On the other end of the spectrum is Denard Span, the more experienced and slightly better-rounded player. At 28 years old, Span is a lock to get on base at a very good rate (his career OBP is .357), and he also has healthy walk and strikeout rates.
He isn't a speed demon, but he can steal about 20 bases a year and will flaunt great defense in center field. He might require a higher price than Revere due to his experience and advantage in power, but he should still come at a reasonable price.
Fowler is a very, very intriguing option. The 6'4" switch-hitting 26-year-old Atlanta native simply oozes athleticism, and after years of waiting for a breakout season, he finally put it all together. In 2012, he got on base at a .389 clip and hit 13 home runs to pair with his 12 steals (which is a little low for someone with Fowler's speed, but given the green light, he should be able to push his yearly total over 20).

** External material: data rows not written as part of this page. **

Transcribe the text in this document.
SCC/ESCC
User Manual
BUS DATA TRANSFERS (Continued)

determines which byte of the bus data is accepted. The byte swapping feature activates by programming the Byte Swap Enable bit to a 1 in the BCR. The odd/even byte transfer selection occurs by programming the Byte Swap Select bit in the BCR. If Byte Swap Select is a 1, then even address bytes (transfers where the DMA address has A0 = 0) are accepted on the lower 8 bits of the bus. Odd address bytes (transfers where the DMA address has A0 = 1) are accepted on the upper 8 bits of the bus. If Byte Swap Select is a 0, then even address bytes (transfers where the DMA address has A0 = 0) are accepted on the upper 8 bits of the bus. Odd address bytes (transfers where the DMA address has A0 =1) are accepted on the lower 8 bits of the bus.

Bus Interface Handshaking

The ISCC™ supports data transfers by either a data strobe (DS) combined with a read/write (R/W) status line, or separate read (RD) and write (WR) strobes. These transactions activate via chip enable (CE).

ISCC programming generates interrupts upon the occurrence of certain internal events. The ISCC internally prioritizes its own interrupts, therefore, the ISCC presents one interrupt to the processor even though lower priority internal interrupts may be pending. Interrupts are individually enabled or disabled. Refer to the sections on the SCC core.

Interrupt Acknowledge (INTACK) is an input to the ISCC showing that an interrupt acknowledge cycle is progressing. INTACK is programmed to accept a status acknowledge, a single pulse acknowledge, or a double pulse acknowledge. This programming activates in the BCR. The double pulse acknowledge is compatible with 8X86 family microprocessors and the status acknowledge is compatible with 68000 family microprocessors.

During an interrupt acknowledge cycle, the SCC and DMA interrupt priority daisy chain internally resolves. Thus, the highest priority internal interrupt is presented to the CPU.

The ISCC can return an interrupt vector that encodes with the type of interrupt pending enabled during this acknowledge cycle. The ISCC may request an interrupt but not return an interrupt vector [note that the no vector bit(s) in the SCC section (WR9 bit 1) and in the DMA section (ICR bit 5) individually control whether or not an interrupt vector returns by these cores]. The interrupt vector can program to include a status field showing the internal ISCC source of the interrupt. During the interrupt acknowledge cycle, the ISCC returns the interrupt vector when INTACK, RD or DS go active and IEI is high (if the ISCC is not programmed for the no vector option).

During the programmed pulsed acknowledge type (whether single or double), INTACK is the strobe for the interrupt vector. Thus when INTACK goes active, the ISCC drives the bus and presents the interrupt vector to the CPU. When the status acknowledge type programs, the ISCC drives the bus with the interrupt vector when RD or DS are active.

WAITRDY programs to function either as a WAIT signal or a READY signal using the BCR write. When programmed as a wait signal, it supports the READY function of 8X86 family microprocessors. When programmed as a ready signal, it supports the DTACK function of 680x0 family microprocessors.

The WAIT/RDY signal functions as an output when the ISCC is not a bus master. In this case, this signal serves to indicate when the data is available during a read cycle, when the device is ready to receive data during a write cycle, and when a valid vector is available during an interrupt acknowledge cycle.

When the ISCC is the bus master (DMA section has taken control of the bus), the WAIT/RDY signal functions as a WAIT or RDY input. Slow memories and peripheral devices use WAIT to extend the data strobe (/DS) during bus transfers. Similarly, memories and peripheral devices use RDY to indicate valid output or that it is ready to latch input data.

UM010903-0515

Fangraphs doesn't like his defense in center field, but I have to think that with time, his routes will catch up with his athleticism. He also strikes out a lot, but makes up for it with a great walk rate.
Colorado might require a healthy return for Fowler, but I do know two things—Colorado needs pitching, and Atlanta has plenty of it.
Trading for Fowler is an option that could have Atlanta reaping benefits for a decade to come, granted he continues to improve.
As you can see, losing Michael Bourn would not mean the end of the world. Each of these players (save for BJ Upton) would allow Atlanta a not only serviceable, but rather very good major league center fielder for the near future, and in some cases the long run as well.
I see the most likely options as being Angel Pagan, Shane Victorino and Ben Revere. I'm concerned with Sizemore's health, Ichiro's age and Fowler's trade cost, and therefore see these three as the proverbial cream of the crop once all costs and benefits are considered.
Pagan and Victorino would be similar pickups—smart, crafty veterans with a little bit of pop, some speed, great defense and a high OBP. Pagan would cost a fair amount less than Victorino, but Victorino would provide a lot more value than Pagan.
Revere is a different case: young, powerless, but with all of his prime years squarely ahead of him. In the end, while I could make a case for everyone on the list and would advocate picking up most of them, my first option would probably be Victorino, pending the size of his contract. Following would probably be Revere, and then Pagan.